Ah yes, six years ago. Ariela Abijah.
He shook his head. Mossad hadn’t taken kindly to her death, and neither had her son. The boy had nearly caught up with him. If it hadn’t been for a bit of luck, then David Abijah would have managed to capture him on the merchant vessel Orion had used for his escape from Russia several years after he’d killed Abijah’s mother.
Thankfully, luck had been with him. David Abijah had fed the fishes that night. He was no longer a problem that Orion had to deal with.
But yes, this was the reason the excitement had faded. Abijah had tracked him tirelessly, especially after his father had thrown himself on a suicide bomber.
Orion shook his head. He hadn’t enjoyed killing the boy. There had been something in those black eyes that touched Orion. A strength, a flame of determination. A look very similar to the look that had been in Ariela’s eyes.
The memory of that look rather reminded him of the man Risa Clay had moved into her apartment. He hadn’t seen his eyes, but Orion had seen his face clearly. There was a stamp of determination and arrogance on it that had sent a chill up his spine.
What a bit of timing there, he thought angrily as he tapped his latex-covered fingers on the metal table.
The little wretch hadn’t even looked at a man in the six years she had been out of the asylum; now, she had a lover—a very experienced, intuitive lover.

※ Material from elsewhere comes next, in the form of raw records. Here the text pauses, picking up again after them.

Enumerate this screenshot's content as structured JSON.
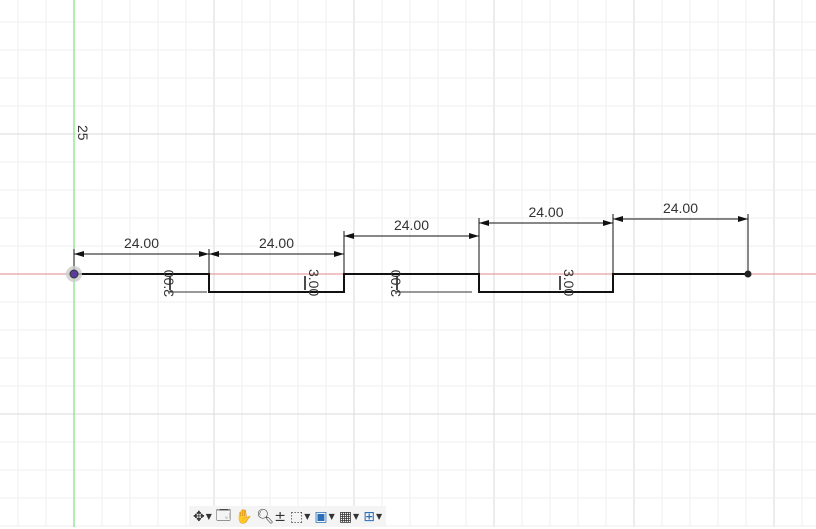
{
  "canvas": {
    "axis_label": "25",
    "horizontal_dimensions": [
      "24.00",
      "24.00",
      "24.00",
      "24.00",
      "24.00"
    ],
    "vertical_dimensions": [
      "3.00",
      "3.00",
      "3.00",
      "3.00"
    ],
    "colors": {
      "x_axis": "#e08a8a",
      "y_axis": "#66dd66",
      "grid": "#e6e6e6",
      "sketch": "#111111",
      "origin": "#5a3c9c"
    }
  },
  "toolbar": {
    "items": [
      {
        "icon": "orbit-icon",
        "dropdown": true
      },
      {
        "icon": "look-at-icon",
        "dropdown": false
      },
      {
        "icon": "pan-hand-icon",
        "dropdown": false
      },
      {
        "icon": "zoom-icon",
        "dropdown": false
      },
      {
        "icon": "zoom-window-icon",
        "dropdown": true
      },
      {
        "icon": "display-settings-icon",
        "dropdown": true
      },
      {
        "icon": "grid-snaps-icon",
        "dropdown": true
      },
      {
        "icon": "viewports-icon",
        "dropdown": true
      }
    ]
  }
}
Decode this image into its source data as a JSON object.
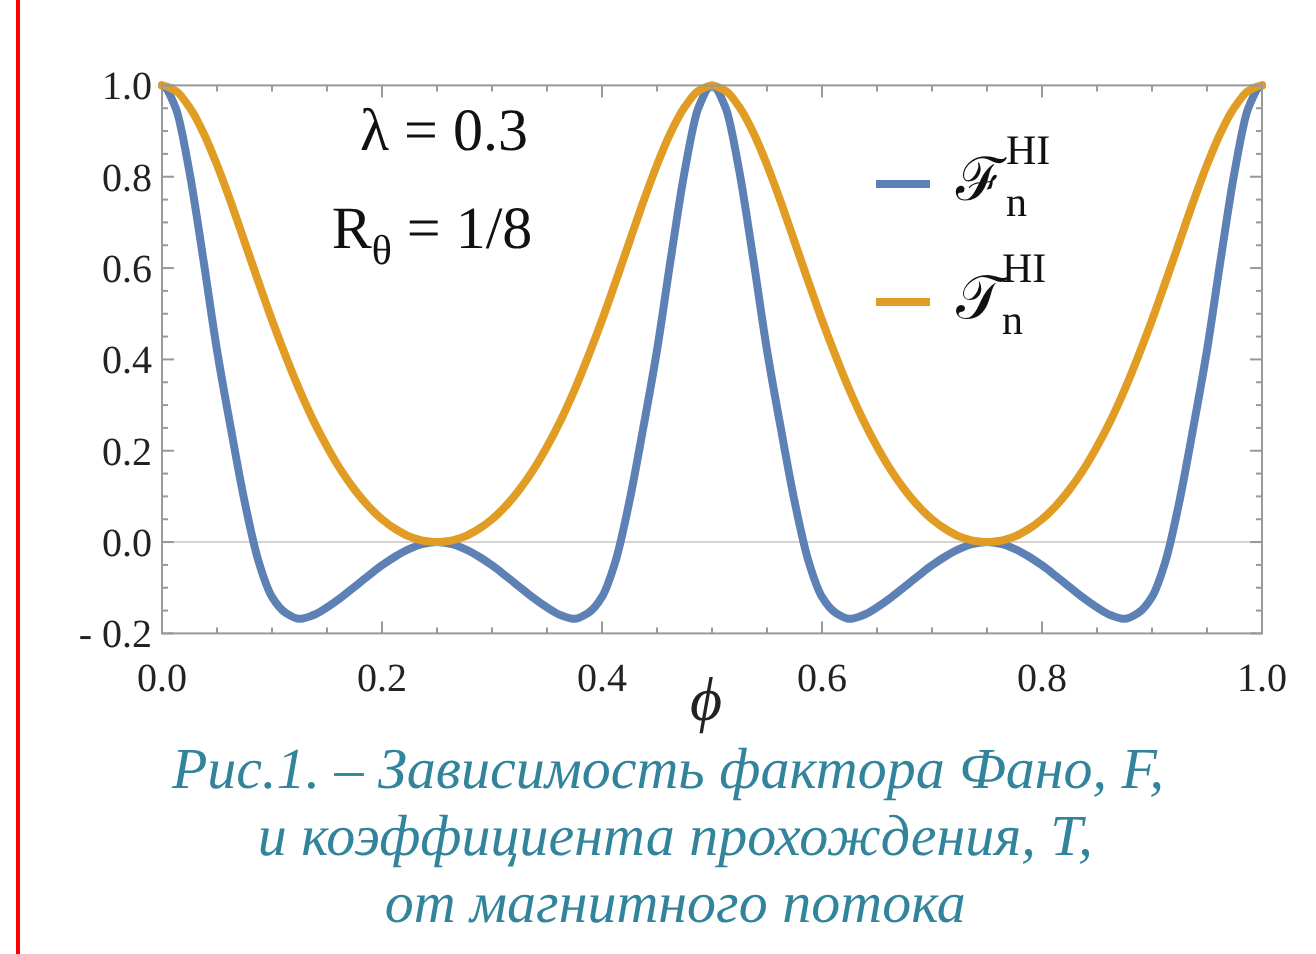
{
  "chart_data": {
    "type": "line",
    "xlabel": "ϕ",
    "legend": "top right",
    "x": [
      0,
      0.0125,
      0.025,
      0.0375,
      0.05,
      0.0625,
      0.075,
      0.0875,
      0.1,
      0.1125,
      0.125,
      0.1375,
      0.15,
      0.1625,
      0.175,
      0.1875,
      0.2,
      0.2125,
      0.225,
      0.2375,
      0.25,
      0.2625,
      0.275,
      0.2875,
      0.3,
      0.3125,
      0.325,
      0.3375,
      0.35,
      0.3625,
      0.375,
      0.3875,
      0.4,
      0.4125,
      0.425,
      0.4375,
      0.45,
      0.4625,
      0.475,
      0.4875,
      0.5,
      0.5125,
      0.525,
      0.5375,
      0.55,
      0.5625,
      0.575,
      0.5875,
      0.6,
      0.6125,
      0.625,
      0.6375,
      0.65,
      0.6625,
      0.675,
      0.6875,
      0.7,
      0.7125,
      0.725,
      0.7375,
      0.75,
      0.7625,
      0.775,
      0.7875,
      0.8,
      0.8125,
      0.825,
      0.8375,
      0.85,
      0.8625,
      0.875,
      0.8875,
      0.9,
      0.9125,
      0.925,
      0.9375,
      0.95,
      0.9625,
      0.975,
      0.9875,
      1.0
    ],
    "xlim": [
      0,
      1
    ],
    "ylim": [
      -0.2,
      1
    ],
    "xticks": [
      {
        "value": 0,
        "label": "0.0"
      },
      0.2,
      0.4,
      0.6,
      0.8,
      {
        "value": 1,
        "label": "1.0"
      }
    ],
    "yticks": [
      {
        "value": -0.2,
        "label": "- 0.2"
      },
      {
        "value": 0,
        "label": "0.0"
      },
      0.2,
      0.4,
      0.6,
      0.8,
      {
        "value": 1,
        "label": "1.0"
      }
    ],
    "ref_lines": [
      {
        "axis": "y",
        "value": 0,
        "color": "#d4d4d4"
      }
    ],
    "annotations": [
      "λ = 0.3",
      "R$_{θ}$ = 1/8",
      "Рис.1. – Зависимость фактора Фано, F,\nи коэффициента прохождения, T,\nот магнитного потока"
    ],
    "series": [
      {
        "name": "ℱ$_{n}$$^{HI}$",
        "color": "#5e81b5",
        "values": [
          1.0,
          0.95,
          0.81,
          0.62,
          0.42,
          0.25,
          0.09,
          -0.04,
          -0.12,
          -0.155,
          -0.168,
          -0.16,
          -0.143,
          -0.122,
          -0.098,
          -0.074,
          -0.051,
          -0.031,
          -0.015,
          -0.004,
          0.0,
          -0.004,
          -0.015,
          -0.031,
          -0.051,
          -0.074,
          -0.098,
          -0.122,
          -0.143,
          -0.16,
          -0.168,
          -0.155,
          -0.12,
          -0.04,
          0.09,
          0.25,
          0.42,
          0.62,
          0.81,
          0.95,
          1.0,
          0.95,
          0.81,
          0.62,
          0.42,
          0.25,
          0.09,
          -0.04,
          -0.12,
          -0.155,
          -0.168,
          -0.16,
          -0.143,
          -0.122,
          -0.098,
          -0.074,
          -0.051,
          -0.031,
          -0.015,
          -0.004,
          0.0,
          -0.004,
          -0.015,
          -0.031,
          -0.051,
          -0.074,
          -0.098,
          -0.122,
          -0.143,
          -0.16,
          -0.168,
          -0.155,
          -0.12,
          -0.04,
          0.09,
          0.25,
          0.42,
          0.62,
          0.81,
          0.95,
          1.0
        ]
      },
      {
        "name": "𝒯$_{n}$$^{HI}$",
        "color": "#e19c24",
        "values": [
          1.0,
          0.988,
          0.952,
          0.897,
          0.826,
          0.745,
          0.658,
          0.571,
          0.486,
          0.407,
          0.333,
          0.267,
          0.209,
          0.158,
          0.115,
          0.079,
          0.05,
          0.028,
          0.012,
          0.003,
          0.0,
          0.003,
          0.012,
          0.028,
          0.05,
          0.079,
          0.115,
          0.158,
          0.209,
          0.267,
          0.333,
          0.407,
          0.486,
          0.571,
          0.658,
          0.745,
          0.826,
          0.897,
          0.952,
          0.988,
          1.0,
          0.988,
          0.952,
          0.897,
          0.826,
          0.745,
          0.658,
          0.571,
          0.486,
          0.407,
          0.333,
          0.267,
          0.209,
          0.158,
          0.115,
          0.079,
          0.05,
          0.028,
          0.012,
          0.003,
          0.0,
          0.003,
          0.012,
          0.028,
          0.05,
          0.079,
          0.115,
          0.158,
          0.209,
          0.267,
          0.333,
          0.407,
          0.486,
          0.571,
          0.658,
          0.745,
          0.826,
          0.897,
          0.952,
          0.988,
          1.0
        ]
      }
    ]
  }
}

One who had disposed of the bugs Orion had placed in her apartment. After a single night at some club, a friend of a friend had managed to pick her up, and to move in with her.
He’d learned that much. And she had Navy SEALs for friends. That had caused him a moment’s hesitation when he had identified them. Retired SEALs, but SEALs were SEALs until the day they died. Perhaps even beyond. They were like a plague that refused to go away when they were riled.
He’d nearly backed out of this deal, but he’d never backed out of a deal with this particular employer. It wasn’t possible.
Shaking his head, he moved to his opened laptop and once again clicked through the digital pictures he had taken of them.
The man wore glasses; Orion had yet to see his eyes or snap a picture of them. The identification program Orion used didn’t work very well with glasses. So far, it had pulled up only five pictures and two were of dead men, Abijah being one of them.
He was going to have to talk to the programmer he had bought it from. Or perhaps not. It was his last job; he was going to make certain of it.
He stared at the couple again, tilted his head, and stared at the woman. Was that a flash of prettiness in her face as she stared up at the man who walked with her? She looked furious, yet there was a hint of prettiness there that Orion hadn’t seen before.
It had to be a trick of the light, he thought. He’d seen many pictures of her, and never had he seen this, this something that made him wonder if she wasn’t so very ugly after all.